Canaletto, questo il nome con cui è meglio conosciuto il Canal, ha infatti riprodotto una ‘fotografia’ del bacino di San Marco. I volti delle persone, le gondole e batele in primo piano, le onde, i riflessi dei palazzi che si specchiano sull’acqua, la perfetta prospettiva. La Biblioteca nazionale Marciana, le colonne di San Marco e San Todaro, Palazzo Ducale, in secondo piano la piazza di San Marco, San Marco stessa e il campanile.
Incredibile come a distanza di quasi trecento anni sia ancora così attuale, ‘grandi navi a parte’, come dicevamo in precedenza. E tutto questo è dovuto al fatto che uno dei capiscuola del genere della veduta, il Canaletto appunto, utilizzasse la “camera ottica”, conosciuta anche come camera oscura, permettendogli così una resa perfetta in ogni minimo dettaglio.
Tutto così perfetto, tranne le nuvole sullo sfondo, delle nuvole così dense da poterle toccare al solo sguardo, così vere da far viaggiare l’osservatore in un altro mondo, farlo arrivare lì in laguna, sulla punta della Dogana, proprio accanto al Canaletto.
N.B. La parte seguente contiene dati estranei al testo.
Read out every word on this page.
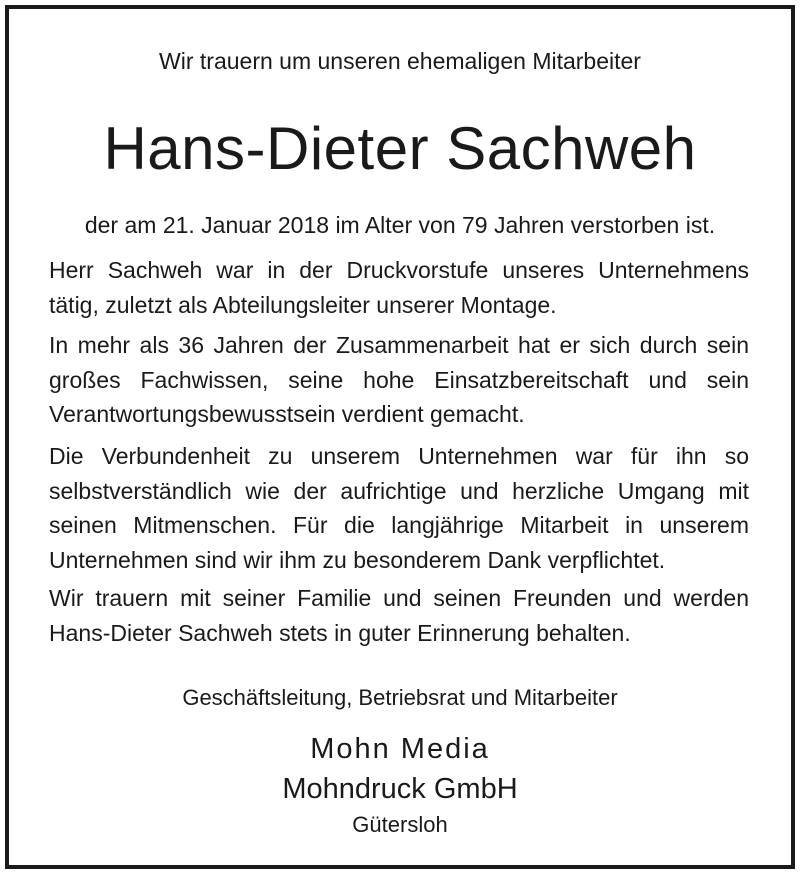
Wir trauern um unseren ehemaligen Mitarbeiter

Hans-Dieter Sachweh

der am 21. Januar 2018 im Alter von 79 Jahren verstorben ist.

Herr Sachweh war in der Druckvorstufe unseres Unternehmens tätig, zuletzt als Abteilungsleiter unserer Montage.

In mehr als 36 Jahren der Zusammenarbeit hat er sich durch sein großes Fachwissen, seine hohe Einsatzbereitschaft und sein Verantwortungsbewusstsein verdient gemacht.

Die Verbundenheit zu unserem Unternehmen war für ihn so selbstverständlich wie der aufrichtige und herzliche Umgang mit seinen Mitmenschen. Für die langjährige Mitarbeit in unserem Unternehmen sind wir ihm zu besonderem Dank verpflichtet.

Wir trauern mit seiner Familie und seinen Freunden und werden Hans-Dieter Sachweh stets in guter Erinnerung behalten.

Geschäftsleitung, Betriebsrat und Mitarbeiter

Mohn Media

Mohndruck GmbH

Gütersloh
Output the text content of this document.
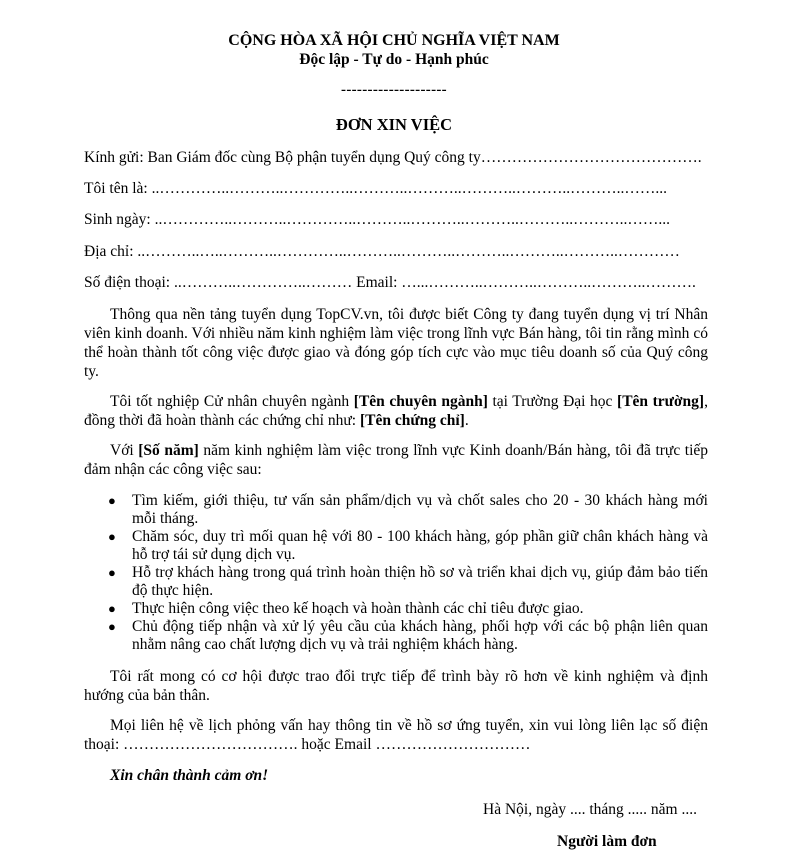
CỘNG HÒA XÃ HỘI CHỦ NGHĨA VIỆT NAM
Độc lập - Tự do - Hạnh phúc
--------------------
ĐƠN XIN VIỆC
Kính gửi: Ban Giám đốc cùng Bộ phận tuyển dụng Quý công ty…………………………………….
Tôi tên là: ..…………..………..…………..………..………..………..………..………..……...
Sinh ngày: ..…………..………..…………..………..………..………..………..………..……...
Địa chỉ: ..………..…..………..…………..………..………..………..………..………..…………
Số điện thoại: ..………..…………..……… Email: …...………..………..………..………..……….
Thông qua nền tảng tuyển dụng TopCV.vn, tôi được biết Công ty đang tuyển dụng vị trí Nhân viên kinh doanh. Với nhiều năm kinh nghiệm làm việc trong lĩnh vực Bán hàng, tôi tin rằng mình có thể hoàn thành tốt công việc được giao và đóng góp tích cực vào mục tiêu doanh số của Quý công ty.
Tôi tốt nghiệp Cử nhân chuyên ngành [Tên chuyên ngành] tại Trường Đại học [Tên trường], đồng thời đã hoàn thành các chứng chỉ như: [Tên chứng chỉ].
Với [Số năm] năm kinh nghiệm làm việc trong lĩnh vực Kinh doanh/Bán hàng, tôi đã trực tiếp đảm nhận các công việc sau:
● Tìm kiếm, giới thiệu, tư vấn sản phẩm/dịch vụ và chốt sales cho 20 - 30 khách hàng mới mỗi tháng.
● Chăm sóc, duy trì mối quan hệ với 80 - 100 khách hàng, góp phần giữ chân khách hàng và hỗ trợ tái sử dụng dịch vụ.
● Hỗ trợ khách hàng trong quá trình hoàn thiện hồ sơ và triển khai dịch vụ, giúp đảm bảo tiến độ thực hiện.
● Thực hiện công việc theo kế hoạch và hoàn thành các chỉ tiêu được giao.
● Chủ động tiếp nhận và xử lý yêu cầu của khách hàng, phối hợp với các bộ phận liên quan nhằm nâng cao chất lượng dịch vụ và trải nghiệm khách hàng.
Tôi rất mong có cơ hội được trao đổi trực tiếp để trình bày rõ hơn về kinh nghiệm và định hướng của bản thân.
Mọi liên hệ về lịch phỏng vấn hay thông tin về hồ sơ ứng tuyển, xin vui lòng liên lạc số điện thoại: ……………………………. hoặc Email …………………………
Xin chân thành cảm ơn!
Hà Nội, ngày .... tháng ..... năm ....
Người làm đơn
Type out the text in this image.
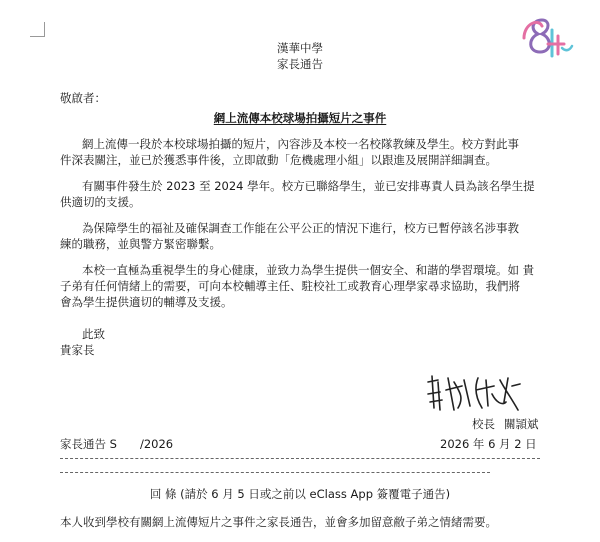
漢華中學
家長通告
敬啟者：
網上流傳本校球場拍攝短片之事件
網上流傳一段於本校球場拍攝的短片，內容涉及本校一名校隊教練及學生。校方對此事
件深表關注，並已於獲悉事件後，立即啟動「危機處理小組」以跟進及展開詳細調查。
有關事件發生於 2023 至 2024 學年。校方已聯絡學生，並已安排專責人員為該名學生提
供適切的支援。
為保障學生的福祉及確保調查工作能在公平公正的情況下進行，校方已暫停該名涉事教
練的職務，並與警方緊密聯繫。
本校一直極為重視學生的身心健康，並致力為學生提供一個安全、和諧的學習環境。如 貴
子弟有任何情緒上的需要，可向本校輔導主任、駐校社工或教育心理學家尋求協助，我們將
會為學生提供適切的輔導及支援。
此致
貴家長
校長 關頴斌
家長通告 S　　/2026	2026 年 6 月 2 日
回 條 (請於 6 月 5 日或之前以 eClass App 簽覆電子通告)
本人收到學校有關網上流傳短片之事件之家長通告，並會多加留意敝子弟之情緒需要。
E, perché no, potremmo immaginare una Venezia diversa, senza nemmeno quelle barche, svuotata, un po’ come durante questa pandemia che ci ha colpito. Lo stesso che ha fatto José Manuel Ballester “rendendo visibile il vuoto”, così da assaporarne i dettagli, sprofondare nella desolazione del silenzio, per poi tornare a sentire quelle voci a vedere quelle imbarcazioni, per poi tornare, come sta accadendo in questi giorni, finalmente alla vita.